Series: Talent Retention in 2016, Article 1
Gone are the days of walking into an unknown office building and asking to fill out an employment application. These days, you can pretty much guarantee that candidates applying have already done their homework and have formed a first impression of your company. Spending some time on the internet will lead candidates not only to job openings, but also company websites, social media/ networking sites as well as company reputation review sites, such as Glassdoor or Indeed.
What are these potential, future employees hoping to learn from this research? The simple answer is that they want to know what they are getting into before they bother taking the time to apply. Given the current environment of the candidate-driven market, and the shortage of highly skilled job seekers, candidates are aware that they have choices. Generally, candidates are hoping to find answers to the following:
- What does the company do – products, services etc.?
- What are the mission, objectives and views?
- Who are their customers, clients, competitors?
- What is the size of the company – number of employees, large corporation or small “mom & pop” establishment?
- What is the history of the company – established or start-up?
- What is the company culture?
- What do others have to say about the company?
- Is the company relevant and dynamic?
A 2015 study by CAREEREALISM found that if an internet search about your company can’t provide a significant employer branding footprint, candidates will not bother to apply to your jobs.

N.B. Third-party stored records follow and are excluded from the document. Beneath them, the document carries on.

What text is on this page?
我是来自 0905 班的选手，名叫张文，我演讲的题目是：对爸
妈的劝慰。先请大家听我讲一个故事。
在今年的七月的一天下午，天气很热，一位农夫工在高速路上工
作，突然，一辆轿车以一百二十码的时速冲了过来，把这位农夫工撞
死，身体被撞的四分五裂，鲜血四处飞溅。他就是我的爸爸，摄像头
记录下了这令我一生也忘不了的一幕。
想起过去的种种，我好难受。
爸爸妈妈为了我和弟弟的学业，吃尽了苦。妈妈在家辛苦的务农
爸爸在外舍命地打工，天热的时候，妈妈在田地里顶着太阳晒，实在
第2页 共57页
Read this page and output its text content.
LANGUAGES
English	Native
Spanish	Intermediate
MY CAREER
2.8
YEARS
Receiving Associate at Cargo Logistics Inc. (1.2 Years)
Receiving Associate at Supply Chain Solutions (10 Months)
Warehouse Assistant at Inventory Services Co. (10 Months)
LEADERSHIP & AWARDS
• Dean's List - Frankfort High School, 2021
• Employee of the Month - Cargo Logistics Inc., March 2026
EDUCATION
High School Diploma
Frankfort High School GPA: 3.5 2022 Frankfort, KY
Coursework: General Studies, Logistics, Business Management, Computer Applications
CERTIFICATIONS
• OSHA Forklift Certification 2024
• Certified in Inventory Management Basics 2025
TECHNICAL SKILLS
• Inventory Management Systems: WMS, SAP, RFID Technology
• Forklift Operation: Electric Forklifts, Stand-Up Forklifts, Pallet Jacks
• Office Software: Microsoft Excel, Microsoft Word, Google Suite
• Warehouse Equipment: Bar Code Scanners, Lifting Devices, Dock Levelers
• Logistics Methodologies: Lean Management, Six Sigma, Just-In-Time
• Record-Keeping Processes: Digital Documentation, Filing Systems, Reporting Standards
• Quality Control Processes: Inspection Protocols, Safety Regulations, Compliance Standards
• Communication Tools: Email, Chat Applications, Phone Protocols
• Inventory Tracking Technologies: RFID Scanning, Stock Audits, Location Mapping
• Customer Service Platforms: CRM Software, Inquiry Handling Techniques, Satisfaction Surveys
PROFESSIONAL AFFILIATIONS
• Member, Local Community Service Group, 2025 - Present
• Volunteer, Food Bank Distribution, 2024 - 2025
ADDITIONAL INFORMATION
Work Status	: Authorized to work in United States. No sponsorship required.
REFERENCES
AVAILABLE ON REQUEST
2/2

Many job seekers today say they will follow (on social media) the company for a while before applying; just to be sure you’re the kind of employer they want to partner with.
Often times, a job seeker will determine their interest based on a “can I see myself working here” mentality and a lot of this is based on online reputation and the quality of the company’s self-induced branding. For example, if a tech-savvy millennial looks at a website that is “basic” aka outdated and clunky, it only takes a moment to form the opinion that the company must be outdated and clunky as well, therefore… moving on. Another example is simple human errors that occur over and over again. Take an employee that is notorious for sending out emails riddled with misspelled words and grammatical errors. This leads to a poor image of the individual, which is an overall reflection on the company (Employer Brand). A negative impression can be formed when employees neglect some of the most basic professional etiquette, such as implementing a spell-check on all communications including; memos, email, social media posting, documents etc.
One other thing to note that can be overlooked regarding employer branding is making sure what you are “putting out there” is factual and accurate. During the interview process, it is important to remain consistent to your company’s brand. If discrepancies are revealed, this sends a red flag to the candidate causing concern and calling your company’s trustworthiness into question.
If you are trying to fill a job vacancy, take a moment to think about the company you are representing. If you were a highly skilled, highly desirable job seeker, would you be attracted to your company? Imagine visiting your website for the first time or perusing your social media sites. What first impressions would you form? If you are unsure how you feel about what you see, hear or read about your company, chances are job candidates will feel the same way.